Moradora de Bento Rodrigues, Simária Caetano Quintão, 52 anos, contou ao Lampião como se sente em relação às diferenças de sua comunidade de origem com o Novo Bento. “O que mais faz falta lá é o calor humano. (...) Aqui [em Bento origem] a gente tinha cachoeira, pescava, nadava, tinha campo de futebol, tinha tudo, tinha vida. Lá [no reassentamento] é um lugar triste com pessoas novas, pessoas que você não conhece. Os meninos que foram daqui também cresceram, você já não os conhece, lá é completamente diferente. Aqui é vida. Mesmo destruído, continua sendo o melhor lugar do mundo. É aqui que a gente busca energia. É aqui que a gente sai mais forte. É aqui que a gente vive.”


Pseudo-participação


Outra bandeira levantada pela Renova e atualmente mantida pela Samarco é a de que os processos construtivos das casas tiveram participação plena e livre de cada morador. A pesquisadora do Grupo Conterra e professora adjunta do Departamento de Arquitetura e Urbanismo da UFOP, Flora Passos, 39 anos, contesta essa afirmação explicando que


é possível falar somente em pseudo-participação. Segundo Flora, as escolhas nunca foram “livres e bem informadas.”

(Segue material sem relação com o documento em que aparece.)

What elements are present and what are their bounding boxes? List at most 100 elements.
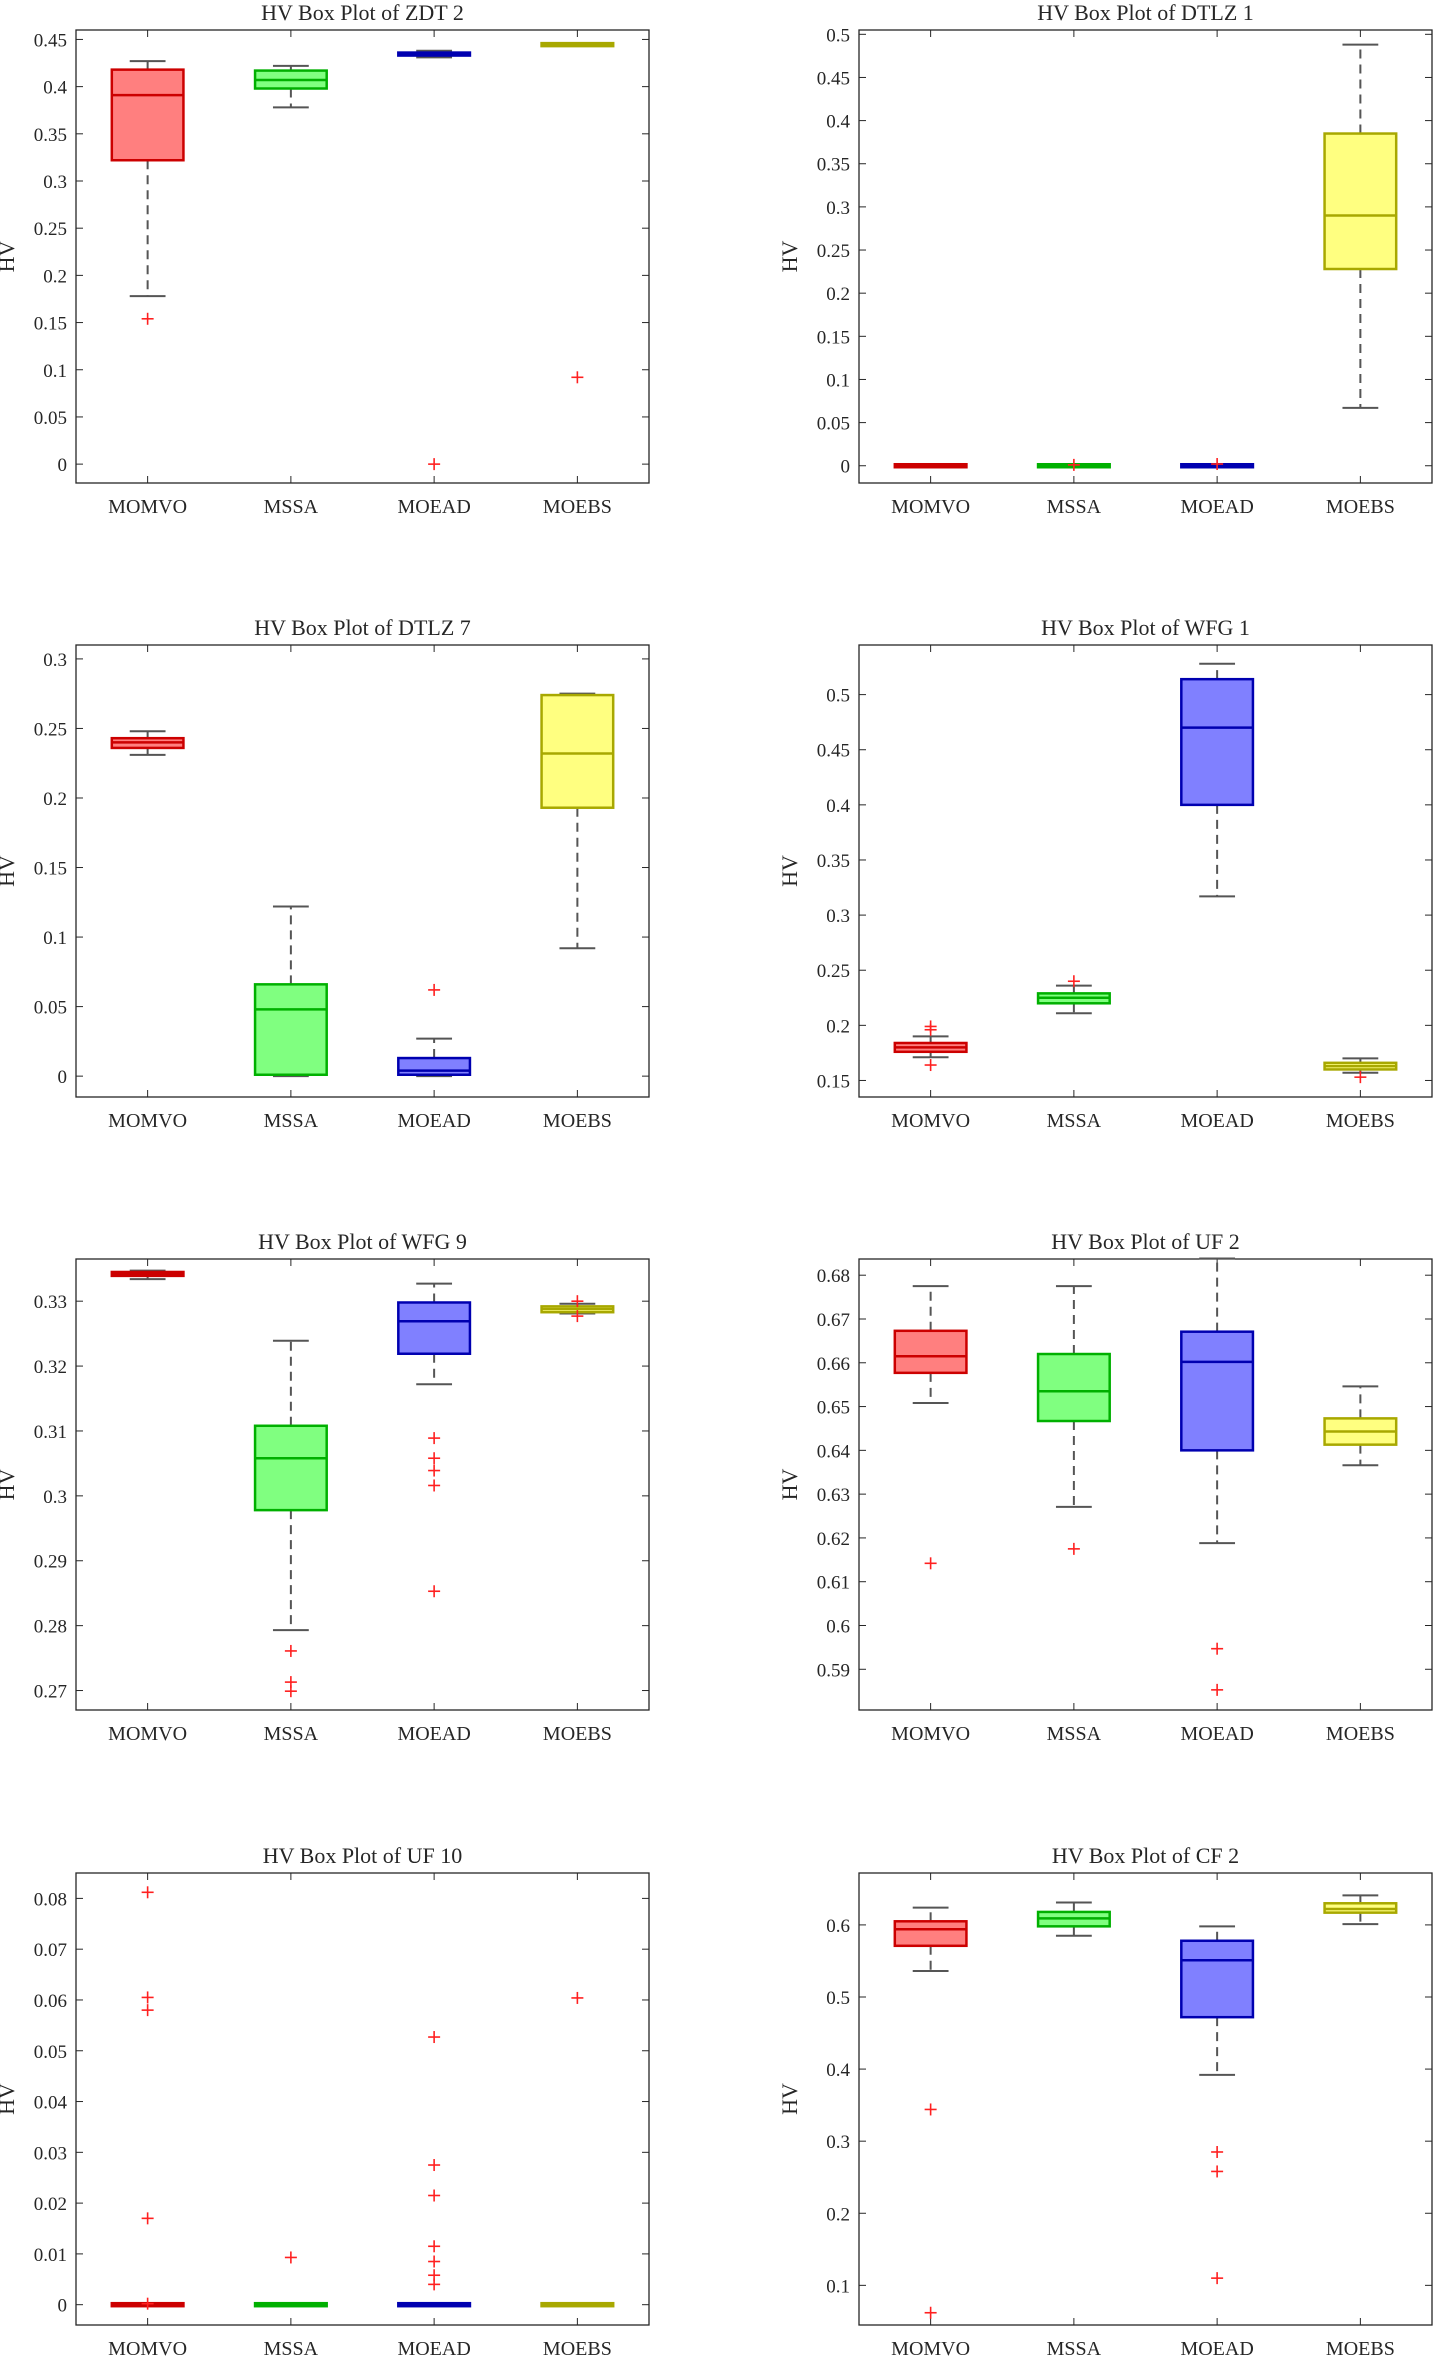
y-tick-label: 0.05 (34, 2042, 67, 2063)
y-tick-label: 0.1 (826, 370, 850, 391)
x-tick-label: MOMVO (891, 1110, 970, 1132)
outlier-marker (284, 1644, 297, 1657)
y-tick-label: 0.65 (817, 1398, 850, 1419)
y-axis-label: HV (0, 241, 19, 273)
y-tick-label: 0 (58, 1067, 68, 1088)
x-tick-label: MOEAD (1180, 496, 1253, 518)
x-tick-label: MOEBS (543, 1110, 612, 1132)
y-tick-label: 0.2 (826, 1016, 850, 1037)
y-tick-label: 0.15 (34, 314, 67, 335)
outlier-marker (1211, 1683, 1224, 1696)
box-moead (1180, 677, 1255, 807)
outlier-marker (428, 458, 441, 471)
outlier-marker (428, 2159, 441, 2172)
y-tick-label: 0.3 (43, 650, 67, 671)
outlier-marker (1211, 458, 1224, 471)
box-momvo (893, 1329, 968, 1375)
x-tick-label: MOMVO (108, 1110, 187, 1132)
outlier-marker (1067, 975, 1080, 988)
x-tick-label: MOEAD (397, 496, 470, 518)
outlier-marker (428, 2255, 441, 2268)
x-tick-label: MOMVO (108, 1723, 187, 1745)
box-moebs (540, 693, 615, 809)
y-tick-label: 0.64 (817, 1441, 851, 1462)
box-moead (397, 1301, 472, 1355)
x-tick-label: MOEBS (1326, 2338, 1395, 2360)
y-axis-label: HV (777, 855, 802, 887)
y-tick-label: 0.31 (34, 1422, 67, 1443)
y-tick-label: 0.2 (826, 2204, 850, 2225)
outlier-marker (1211, 2272, 1224, 2285)
chart-panel-3: HV Box Plot of DTLZ 7 HV 0 0.05 0.1 0.15 0.2 0.… (0, 615, 650, 1132)
y-tick-label: 0.61 (817, 1573, 850, 1594)
y-tick-label: 0.63 (817, 1485, 850, 1506)
y-tick-label: 0.06 (34, 1991, 67, 2012)
chart-title: HV Box Plot of ZDT 2 (261, 0, 464, 25)
outlier-marker (428, 2240, 441, 2253)
box-momvo (110, 68, 185, 162)
chart-title: HV Box Plot of DTLZ 1 (1037, 0, 1254, 25)
outlier-marker (428, 983, 441, 996)
x-tick-label: MOEAD (397, 1110, 470, 1132)
x-tick-label: MSSA (1047, 1723, 1102, 1745)
y-tick-label: 0.68 (817, 1266, 850, 1287)
y-tick-label: 0.08 (34, 1889, 67, 1910)
box-mssa (1036, 1352, 1111, 1423)
x-tick-label: MOMVO (891, 2338, 970, 2360)
y-tick-label: 0.07 (34, 1940, 67, 1961)
y-tick-label: 0.25 (817, 241, 850, 262)
chart-panel-2: HV Box Plot of DTLZ 1 HV 0 0.05 0.1 0.15 0.2 0.… (777, 0, 1433, 518)
y-tick-label: 0.05 (34, 998, 67, 1019)
chart-title: HV Box Plot of UF 10 (263, 1843, 462, 1868)
outlier-marker (924, 2103, 937, 2116)
y-tick-label: 0.3 (826, 906, 850, 927)
x-tick-label: MOEAD (1180, 1723, 1253, 1745)
x-tick-label: MOEAD (397, 1723, 470, 1745)
y-tick-label: 0.04 (34, 2093, 68, 2114)
x-tick-label: MSSA (264, 1723, 319, 1745)
x-tick-label: MSSA (1047, 1110, 1102, 1132)
plot-area (858, 644, 1433, 1098)
y-tick-label: 0.1 (826, 2276, 850, 2297)
outlier-marker (428, 1585, 441, 1598)
y-tick-label: 0.15 (817, 1071, 850, 1092)
x-tick-label: MOEAD (1180, 2338, 1253, 2360)
y-axis-label: HV (0, 2083, 19, 2115)
x-tick-label: MOMVO (891, 496, 970, 518)
y-tick-label: 0.2 (43, 266, 67, 287)
y-tick-label: 0.01 (34, 2245, 67, 2266)
y-tick-label: 0.2 (43, 789, 67, 810)
box-momvo (893, 1920, 968, 1948)
y-tick-label: 0.5 (826, 25, 850, 46)
outlier-marker (284, 1685, 297, 1698)
x-tick-label: MOMVO (108, 496, 187, 518)
y-tick-label: 0 (58, 2296, 68, 2317)
outlier-marker (1354, 1071, 1367, 1084)
outlier-marker (924, 1059, 937, 1072)
outlier-marker (141, 2004, 154, 2017)
y-tick-label: 0.02 (34, 2194, 67, 2215)
outlier-marker (1211, 1642, 1224, 1655)
y-tick-label: 0.45 (34, 30, 67, 51)
y-tick-label: 0.3 (43, 172, 67, 193)
x-tick-label: MOEAD (1180, 1110, 1253, 1132)
outlier-marker (428, 1432, 441, 1445)
outlier-marker (924, 2306, 937, 2319)
y-tick-label: 0.3 (826, 2132, 850, 2153)
outlier-marker (141, 2212, 154, 2225)
outlier-marker (284, 2251, 297, 2264)
y-tick-label: 0 (58, 455, 68, 476)
y-axis-label: HV (0, 855, 19, 887)
x-tick-label: MSSA (264, 1110, 319, 1132)
x-tick-label: MOEBS (1326, 1723, 1395, 1745)
outlier-marker (1067, 458, 1080, 471)
y-tick-label: 0.6 (826, 1616, 850, 1637)
box-moead (397, 1056, 472, 1076)
y-tick-label: 0.05 (34, 408, 67, 429)
outlier-marker (141, 1991, 154, 2004)
x-tick-label: MOEBS (543, 1723, 612, 1745)
y-tick-label: 0.1 (43, 361, 67, 382)
chart-panel-8: HV Box Plot of CF 2 HV 0.1 0.2 0.3 0.4 0.5 0.6 M… (777, 1843, 1433, 2360)
box-mssa (253, 1424, 328, 1512)
x-tick-label: MSSA (1047, 496, 1102, 518)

Uma das etapas após a aprovação do projeto arquitetônico, sempre conduzida pela Renova, até antes de sua extinção pelo Acordo da Repactuação, eram os chamados “feirões”. Neles, a Renova oferecia um cardápio limitado e pré-definido, unilateralmente e por ela mesma, de pisos, azulejos, portas, janelas e outros materiais de acabamento, mas sem antes consultar os futuros moradores sobre suas reais necessidades. Flora exemplifica a situação: “O fogão a lenha é um exemplo emblemático que foi sempre imposto para as famílias. A empresa [dizia que por razões técnicas impostas às pessoas atingidas] precisava garantir um modelo de fogão a lenha pré-fabricado. Teve que ser uma luta muito grande da comunidade para explicar os modos de fazer a comida e como as famílias precisavam de fogão muito mais resistente, um fogão moldado in loco.” 

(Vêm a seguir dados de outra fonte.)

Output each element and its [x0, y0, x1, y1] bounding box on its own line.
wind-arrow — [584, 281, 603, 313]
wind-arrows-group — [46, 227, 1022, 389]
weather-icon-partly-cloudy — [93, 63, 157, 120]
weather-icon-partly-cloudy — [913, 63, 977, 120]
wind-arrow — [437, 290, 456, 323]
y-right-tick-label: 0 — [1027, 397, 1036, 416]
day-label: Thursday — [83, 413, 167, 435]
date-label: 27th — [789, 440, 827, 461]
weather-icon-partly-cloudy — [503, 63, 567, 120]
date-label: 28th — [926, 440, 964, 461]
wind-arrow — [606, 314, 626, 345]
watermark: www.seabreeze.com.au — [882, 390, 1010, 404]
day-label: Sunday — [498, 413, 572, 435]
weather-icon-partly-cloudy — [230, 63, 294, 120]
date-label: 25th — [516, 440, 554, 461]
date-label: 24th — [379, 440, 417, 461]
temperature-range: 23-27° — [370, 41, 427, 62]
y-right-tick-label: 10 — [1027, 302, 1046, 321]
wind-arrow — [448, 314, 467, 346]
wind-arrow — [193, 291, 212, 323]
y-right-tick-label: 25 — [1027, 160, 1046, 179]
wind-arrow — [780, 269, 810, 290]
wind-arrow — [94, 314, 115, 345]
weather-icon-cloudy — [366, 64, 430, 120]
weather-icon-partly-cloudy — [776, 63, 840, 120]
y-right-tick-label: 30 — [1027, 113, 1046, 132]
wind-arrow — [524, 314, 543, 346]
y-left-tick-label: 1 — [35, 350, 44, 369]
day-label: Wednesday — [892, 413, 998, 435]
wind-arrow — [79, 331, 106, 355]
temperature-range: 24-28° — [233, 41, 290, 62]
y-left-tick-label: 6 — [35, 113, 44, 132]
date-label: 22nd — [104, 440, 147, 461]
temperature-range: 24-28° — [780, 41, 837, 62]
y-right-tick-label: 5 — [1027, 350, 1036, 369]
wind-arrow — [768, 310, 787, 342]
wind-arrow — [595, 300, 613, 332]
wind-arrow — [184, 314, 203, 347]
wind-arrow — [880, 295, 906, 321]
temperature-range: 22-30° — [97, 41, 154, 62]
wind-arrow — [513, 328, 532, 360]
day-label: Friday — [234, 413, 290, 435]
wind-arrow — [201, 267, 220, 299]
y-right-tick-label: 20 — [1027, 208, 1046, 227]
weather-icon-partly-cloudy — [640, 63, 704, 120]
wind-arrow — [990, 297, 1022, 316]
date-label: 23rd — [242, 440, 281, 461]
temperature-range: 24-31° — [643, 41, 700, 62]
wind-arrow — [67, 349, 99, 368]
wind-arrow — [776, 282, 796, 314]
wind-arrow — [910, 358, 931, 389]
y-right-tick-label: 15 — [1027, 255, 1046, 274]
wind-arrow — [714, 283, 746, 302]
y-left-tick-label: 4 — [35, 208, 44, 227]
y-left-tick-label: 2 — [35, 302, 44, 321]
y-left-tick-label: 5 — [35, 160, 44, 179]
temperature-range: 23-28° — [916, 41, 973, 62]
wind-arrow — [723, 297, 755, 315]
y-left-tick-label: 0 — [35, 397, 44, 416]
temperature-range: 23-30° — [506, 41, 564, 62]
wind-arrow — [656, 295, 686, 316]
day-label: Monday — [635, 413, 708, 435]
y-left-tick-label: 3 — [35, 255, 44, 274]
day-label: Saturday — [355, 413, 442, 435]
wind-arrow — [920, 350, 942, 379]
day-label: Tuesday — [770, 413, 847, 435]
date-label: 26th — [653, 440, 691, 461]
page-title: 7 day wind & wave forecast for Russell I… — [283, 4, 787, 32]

Além disso, ao contrário de como são realizados os contratos com arquitetos e engenheiros nos empreendimentos privados, as pessoas atingidas tiveram acesso apenas a representações simplificadas como maquetes eletrônicas e projetos conceituais, durante a elaboração dos projetos, sem informações que detalham, por exemplo, as condições do terreno e estrutura dos imóveis. Os projetos complementares, que envolvem as redes hidráulica e elétrica, só se tornaram de conhecimento dos moradores na entrega de suas casas. Os problemas decorrentes disso surgem agora e no futuro, no que a pesquisadora chama de pós-morada, gerando danos constantes à funcionalidade das casas, aos modos de vida dos moradores e à qualidade de vida dos reassentamentos.

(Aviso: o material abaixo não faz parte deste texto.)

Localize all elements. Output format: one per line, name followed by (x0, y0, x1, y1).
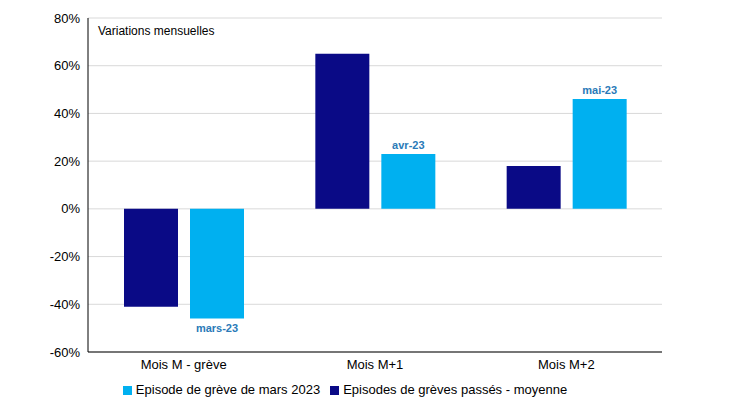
svg-text:Mois M+2: Mois M+2 (538, 357, 595, 372)
svg-text:60%: 60% (54, 58, 80, 73)
html-text:Episodes de grèves passés - mo: Episodes de grèves passés - moyenne (343, 382, 568, 397)
svg-text:20%: 20% (54, 154, 80, 169)
svg-text:-20%: -20% (50, 249, 81, 264)
svg-text:40%: 40% (54, 106, 80, 121)
svg-text:mars-23: mars-23 (196, 322, 238, 334)
svg-text:mai-23: mai-23 (582, 84, 617, 96)
svg-text:0%: 0% (61, 201, 80, 216)
svg-text:80%: 80% (54, 11, 80, 26)
svg-text:Mois M - grève: Mois M - grève (141, 357, 227, 372)
svg-text:-60%: -60% (50, 345, 81, 360)
html-text:Episode de grève de mars 2023: Episode de grève de mars 2023 (135, 382, 321, 397)
html-text:Variations mensuelles: Variations mensuelles (98, 24, 215, 38)
svg-text:avr-23: avr-23 (392, 139, 424, 151)
svg-text:Mois M+1: Mois M+1 (347, 357, 404, 372)
svg-text:-40%: -40% (50, 297, 81, 312)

Flora diz que situações que aparecem no processo de repactuação, sem o conhecimento prévio e o consentimento das comunidades, sugerem o favorecimento das empresas mineradoras na região. “Quando as famílias exigiam os projetos complementares, a Renova alegava que, dentro do processo dos acordos judiciais, eles deveriam entregar só documentos que fossem numa linguagem mais acessível. Ou seja, eles usavam os acordos judiciais, na verdade, para omitir informações que as famílias exigiam para entenderem como se adaptar aos próprios imóveis.”


Uma década se passou desde o rompimento e parte das pessoas atingidas ainda não foram judicialmente reconhecidas, o que as obriga a aguardar o cumprimento dos acordos para reconstruir a vida após tantas perdas.


Segundo moradores, equipamentos públicos construídos nos reassentamentos foram abandonadas e estão sem utilização pela comunidade atingida, como o campo de futebol em Paracatu.